We can increase the expected quality of competitive candidates w.o.
increasing the expected number of competitive candidates much.
> Yes, IRV is easy to explain, but that advantage becomes
unimportant as
> the number of popular candidates increases, which it will
when better
> voting methods are adopted.
>
> That may be your story, but when one adds realism with folks able to
> express voice thru other means besides voting then it becomes less
> important to amp up C much. The non-competitive candidates can still
> move the center.
I don't know what your words here mean. As I said, "center" implies
one-dimensional thinking, and I see things as multi-dimensional (which
means there is lots of cross-party voting [although mainstream media
mistakenly calls those voters "undecided"]).
dlw: There is still a center in a multi-dim system and it's not per se
either multi-dim or single-dim, since a multi-dim can be collapsed into
a single-dim.
> And the opportunity cost of trying to settle on an alternative
> alternative to FPTP than IRV will become apparent.
I support the idea of having (initially, small) organizations try out
different kinds of voting and letting that process educate citizens as
to what works and what doesn't.
dlw: But if the scale is small then the number of competitive candidates
will tend to be bigger, which in turn will affect the relative value of
IRV vs non-IRV and so there needs
to be a mindfulness of how the expected number of competitive candidates
matters.
This means I oppose the belief that IRV is the only method that should
be tried. It has been tried, and the results have not been impressive.

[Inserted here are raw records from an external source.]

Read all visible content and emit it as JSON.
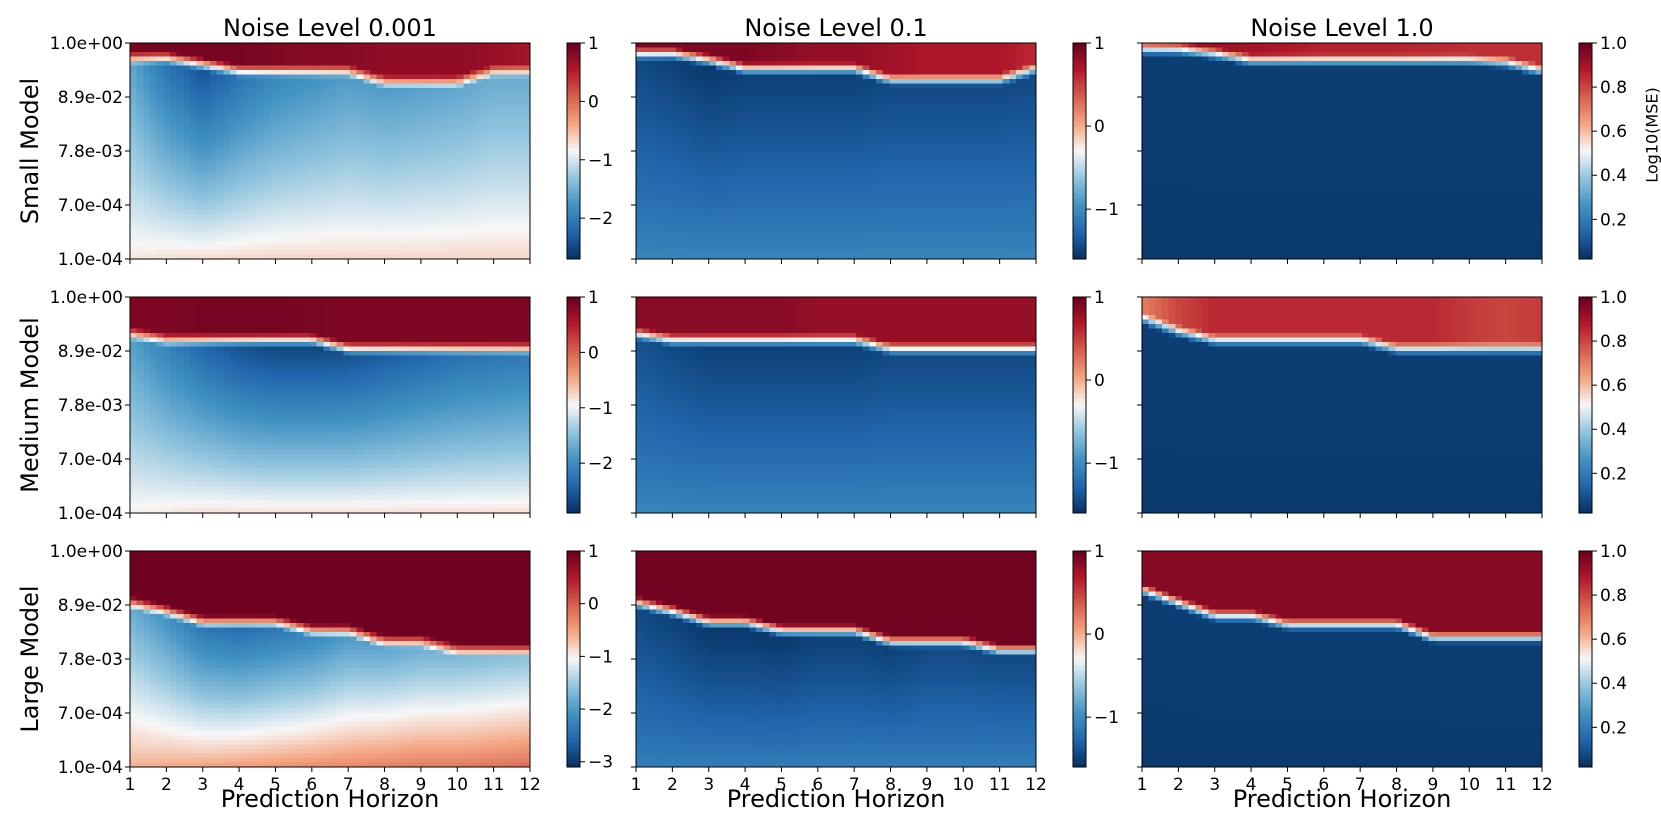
{
  "chart_data": {
    "type": "heatmap",
    "layout": "3 rows x 3 columns of heatmaps, each with its own colorbar",
    "column_titles": [
      "Noise Level 0.001",
      "Noise Level 0.1",
      "Noise Level 1.0"
    ],
    "row_labels": [
      "Small Model",
      "Medium Model",
      "Large Model"
    ],
    "xlabel": "Prediction Horizon",
    "x_ticks": [
      "1",
      "2",
      "3",
      "4",
      "5",
      "6",
      "7",
      "8",
      "9",
      "10",
      "11",
      "12"
    ],
    "y_ticks": [
      "1.0e+00",
      "8.9e-02",
      "7.8e-03",
      "7.0e-04",
      "1.0e-04"
    ],
    "y_scale": "log",
    "colorbar_label": "Log10(MSE)",
    "colormap": "RdBu_r",
    "colormap_stops": [
      "#053061",
      "#2166ac",
      "#4393c3",
      "#92c5de",
      "#f7f7f7",
      "#f4a582",
      "#d6604d",
      "#b2182b",
      "#67001f"
    ],
    "panels": [
      {
        "row": "Small Model",
        "noise": "Noise Level 0.001",
        "colorbar": {
          "range": [
            -2.7,
            1.0
          ],
          "ticks": [
            -2,
            -1,
            0,
            1
          ],
          "tick_labels": [
            "−2",
            "−1",
            "0",
            "1"
          ]
        },
        "boundary_y": [
          0.93,
          0.93,
          0.9,
          0.87,
          0.87,
          0.87,
          0.87,
          0.82,
          0.82,
          0.82,
          0.87,
          0.87
        ],
        "values_at_bottom": [
          -0.75,
          -0.7,
          -0.68,
          -0.66,
          -0.65,
          -0.65,
          -0.65,
          -0.65,
          -0.65,
          -0.65,
          -0.65,
          -0.65
        ],
        "values_below_boundary": [
          -1.6,
          -2.1,
          -2.4,
          -2.1,
          -1.9,
          -1.8,
          -1.7,
          -1.7,
          -1.65,
          -1.6,
          -1.55,
          -1.55
        ],
        "values_above_boundary": [
          0.9,
          0.9,
          0.9,
          0.9,
          0.85,
          0.8,
          0.8,
          0.75,
          0.75,
          0.75,
          0.7,
          0.6
        ]
      },
      {
        "row": "Small Model",
        "noise": "Noise Level 0.1",
        "colorbar": {
          "range": [
            -1.6,
            1.0
          ],
          "ticks": [
            -1,
            0,
            1
          ],
          "tick_labels": [
            "−1",
            "0",
            "1"
          ]
        },
        "boundary_y": [
          0.95,
          0.95,
          0.92,
          0.88,
          0.88,
          0.88,
          0.88,
          0.83,
          0.83,
          0.83,
          0.83,
          0.88
        ],
        "values_at_bottom": [
          -1.05,
          -1.05,
          -1.05,
          -1.05,
          -1.05,
          -1.05,
          -1.05,
          -1.05,
          -1.05,
          -1.05,
          -1.05,
          -1.05
        ],
        "values_below_boundary": [
          -1.45,
          -1.5,
          -1.55,
          -1.5,
          -1.5,
          -1.5,
          -1.5,
          -1.45,
          -1.45,
          -1.45,
          -1.45,
          -1.45
        ],
        "values_above_boundary": [
          0.9,
          0.9,
          0.9,
          0.9,
          0.85,
          0.8,
          0.8,
          0.75,
          0.7,
          0.7,
          0.7,
          0.6
        ]
      },
      {
        "row": "Small Model",
        "noise": "Noise Level 1.0",
        "colorbar": {
          "range": [
            0.02,
            1.0
          ],
          "ticks": [
            0.2,
            0.4,
            0.6,
            0.8,
            1.0
          ],
          "tick_labels": [
            "0.2",
            "0.4",
            "0.6",
            "0.8",
            "1.0"
          ]
        },
        "boundary_y": [
          0.97,
          0.97,
          0.95,
          0.92,
          0.92,
          0.92,
          0.92,
          0.92,
          0.92,
          0.92,
          0.91,
          0.87
        ],
        "values_at_bottom": [
          0.04,
          0.04,
          0.04,
          0.04,
          0.04,
          0.04,
          0.04,
          0.04,
          0.04,
          0.04,
          0.04,
          0.04
        ],
        "values_below_boundary": [
          0.05,
          0.05,
          0.05,
          0.05,
          0.05,
          0.05,
          0.05,
          0.05,
          0.05,
          0.05,
          0.05,
          0.05
        ],
        "values_above_boundary": [
          0.85,
          0.9,
          0.92,
          0.9,
          0.88,
          0.86,
          0.86,
          0.86,
          0.85,
          0.84,
          0.84,
          0.84
        ]
      },
      {
        "row": "Medium Model",
        "noise": "Noise Level 0.001",
        "colorbar": {
          "range": [
            -2.9,
            1.0
          ],
          "ticks": [
            -2,
            -1,
            0,
            1
          ],
          "tick_labels": [
            "−2",
            "−1",
            "0",
            "1"
          ]
        },
        "boundary_y": [
          0.83,
          0.8,
          0.8,
          0.8,
          0.8,
          0.8,
          0.76,
          0.76,
          0.76,
          0.76,
          0.76,
          0.76
        ],
        "values_at_bottom": [
          -0.9,
          -0.85,
          -0.8,
          -0.8,
          -0.8,
          -0.8,
          -0.8,
          -0.8,
          -0.8,
          -0.8,
          -0.8,
          -0.8
        ],
        "values_below_boundary": [
          -1.8,
          -2.1,
          -2.4,
          -2.6,
          -2.7,
          -2.7,
          -2.6,
          -2.5,
          -2.4,
          -2.3,
          -2.25,
          -2.2
        ],
        "values_above_boundary": [
          0.85,
          0.85,
          0.9,
          0.9,
          0.9,
          0.88,
          0.85,
          0.85,
          0.85,
          0.85,
          0.85,
          0.85
        ]
      },
      {
        "row": "Medium Model",
        "noise": "Noise Level 0.1",
        "colorbar": {
          "range": [
            -1.6,
            1.0
          ],
          "ticks": [
            -1,
            0,
            1
          ],
          "tick_labels": [
            "−1",
            "0",
            "1"
          ]
        },
        "boundary_y": [
          0.83,
          0.8,
          0.8,
          0.8,
          0.8,
          0.8,
          0.8,
          0.76,
          0.76,
          0.76,
          0.76,
          0.76
        ],
        "values_at_bottom": [
          -1.05,
          -1.05,
          -1.05,
          -1.05,
          -1.05,
          -1.05,
          -1.05,
          -1.05,
          -1.05,
          -1.05,
          -1.05,
          -1.05
        ],
        "values_below_boundary": [
          -1.4,
          -1.45,
          -1.5,
          -1.5,
          -1.5,
          -1.5,
          -1.5,
          -1.45,
          -1.45,
          -1.45,
          -1.45,
          -1.45
        ],
        "values_above_boundary": [
          0.85,
          0.85,
          0.85,
          0.85,
          0.85,
          0.8,
          0.8,
          0.8,
          0.8,
          0.8,
          0.8,
          0.8
        ]
      },
      {
        "row": "Medium Model",
        "noise": "Noise Level 1.0",
        "colorbar": {
          "range": [
            0.02,
            1.0
          ],
          "ticks": [
            0.2,
            0.4,
            0.6,
            0.8,
            1.0
          ],
          "tick_labels": [
            "0.2",
            "0.4",
            "0.6",
            "0.8",
            "1.0"
          ]
        },
        "boundary_y": [
          0.9,
          0.84,
          0.8,
          0.8,
          0.8,
          0.8,
          0.8,
          0.76,
          0.76,
          0.76,
          0.76,
          0.76
        ],
        "values_at_bottom": [
          0.04,
          0.04,
          0.04,
          0.04,
          0.04,
          0.04,
          0.04,
          0.04,
          0.04,
          0.04,
          0.04,
          0.04
        ],
        "values_below_boundary": [
          0.05,
          0.05,
          0.05,
          0.05,
          0.05,
          0.05,
          0.05,
          0.05,
          0.05,
          0.05,
          0.05,
          0.05
        ],
        "values_above_boundary": [
          0.7,
          0.8,
          0.85,
          0.85,
          0.85,
          0.85,
          0.85,
          0.85,
          0.85,
          0.82,
          0.8,
          0.82
        ]
      },
      {
        "row": "Large Model",
        "noise": "Noise Level 0.001",
        "colorbar": {
          "range": [
            -3.1,
            1.0
          ],
          "ticks": [
            -3,
            -2,
            -1,
            0,
            1
          ],
          "tick_labels": [
            "−3",
            "−2",
            "−1",
            "0",
            "1"
          ]
        },
        "boundary_y": [
          0.76,
          0.72,
          0.67,
          0.67,
          0.67,
          0.63,
          0.63,
          0.58,
          0.58,
          0.54,
          0.54,
          0.54
        ],
        "values_at_bottom": [
          -0.6,
          -0.55,
          -0.5,
          -0.45,
          -0.4,
          -0.35,
          -0.3,
          -0.25,
          -0.2,
          -0.2,
          -0.15,
          -0.1
        ],
        "values_below_boundary": [
          -1.8,
          -2.1,
          -2.4,
          -2.5,
          -2.4,
          -2.2,
          -2.0,
          -1.9,
          -1.8,
          -1.7,
          -1.65,
          -1.6
        ],
        "values_above_boundary": [
          0.95,
          0.95,
          0.95,
          0.95,
          0.95,
          0.95,
          0.95,
          0.95,
          0.95,
          0.95,
          0.95,
          0.95
        ]
      },
      {
        "row": "Large Model",
        "noise": "Noise Level 0.1",
        "colorbar": {
          "range": [
            -1.6,
            1.0
          ],
          "ticks": [
            -1,
            0,
            1
          ],
          "tick_labels": [
            "−1",
            "0",
            "1"
          ]
        },
        "boundary_y": [
          0.76,
          0.72,
          0.67,
          0.67,
          0.63,
          0.63,
          0.63,
          0.58,
          0.58,
          0.58,
          0.54,
          0.54
        ],
        "values_at_bottom": [
          -1.1,
          -1.1,
          -1.1,
          -1.1,
          -1.1,
          -1.1,
          -1.1,
          -1.1,
          -1.1,
          -1.1,
          -1.1,
          -1.1
        ],
        "values_below_boundary": [
          -1.45,
          -1.5,
          -1.55,
          -1.55,
          -1.55,
          -1.5,
          -1.5,
          -1.5,
          -1.45,
          -1.45,
          -1.45,
          -1.45
        ],
        "values_above_boundary": [
          0.95,
          0.95,
          0.95,
          0.95,
          0.95,
          0.95,
          0.95,
          0.95,
          0.95,
          0.95,
          0.95,
          0.95
        ]
      },
      {
        "row": "Large Model",
        "noise": "Noise Level 1.0",
        "colorbar": {
          "range": [
            0.02,
            1.0
          ],
          "ticks": [
            0.2,
            0.4,
            0.6,
            0.8,
            1.0
          ],
          "tick_labels": [
            "0.2",
            "0.4",
            "0.6",
            "0.8",
            "1.0"
          ]
        },
        "boundary_y": [
          0.82,
          0.76,
          0.7,
          0.7,
          0.66,
          0.66,
          0.66,
          0.66,
          0.6,
          0.6,
          0.6,
          0.6
        ],
        "values_at_bottom": [
          0.04,
          0.04,
          0.04,
          0.04,
          0.04,
          0.04,
          0.04,
          0.04,
          0.04,
          0.04,
          0.04,
          0.04
        ],
        "values_below_boundary": [
          0.05,
          0.05,
          0.05,
          0.05,
          0.05,
          0.05,
          0.05,
          0.05,
          0.05,
          0.05,
          0.05,
          0.05
        ],
        "values_above_boundary": [
          0.95,
          0.95,
          0.95,
          0.95,
          0.95,
          0.95,
          0.95,
          0.95,
          0.95,
          0.95,
          0.95,
          0.95
        ]
      }
    ]
  }
}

dlw: The jury is still out and there's also an aggressive status quo
that has a strong perverse incentive to stir up rivalries among
advocates for different electoral alternatives to FPTP. As an advocate
for alternative rules than IRV you aren't the most disengaged person
from the assessment of the evicence.
One broader point underlies this discussion. A major reason why the
U.S. has only two political parties is that if a third-party
Presidential candidate gets even a (relatively) few _electoral_ votes,
that would likely block a majority of votes going to either the
Republican or Democratic candidate, and that would throw the election
into the House of Representatives (with each state getting one vote),
and the House is not going to choose the third-party candidate. That
scenario has happened in the past, and the after-effect is the
abandonment of an otherwise strong third party. IRV would not solve
this problem, yet many proponents of IRV seem to think it would, and
accordingly (but mistakenly) they promote IRV as a way to help third
parties grow in popularity.
dlw: I doubt anyone who supports 3rd parties wants IRV alone. IRV in
our prez election wd get 3rd party candidates R-E-S-P-E-C-T and help
them to move the "de facto" political center that the two major parties
tend to center around. They may want that a lot more than an end to our
two-party system.
For there's nothing intrinsic to a two-party dominated system to be as
dysfunctional as our current two-party dominated system with its tilt
towards becoming a single-party dominated system.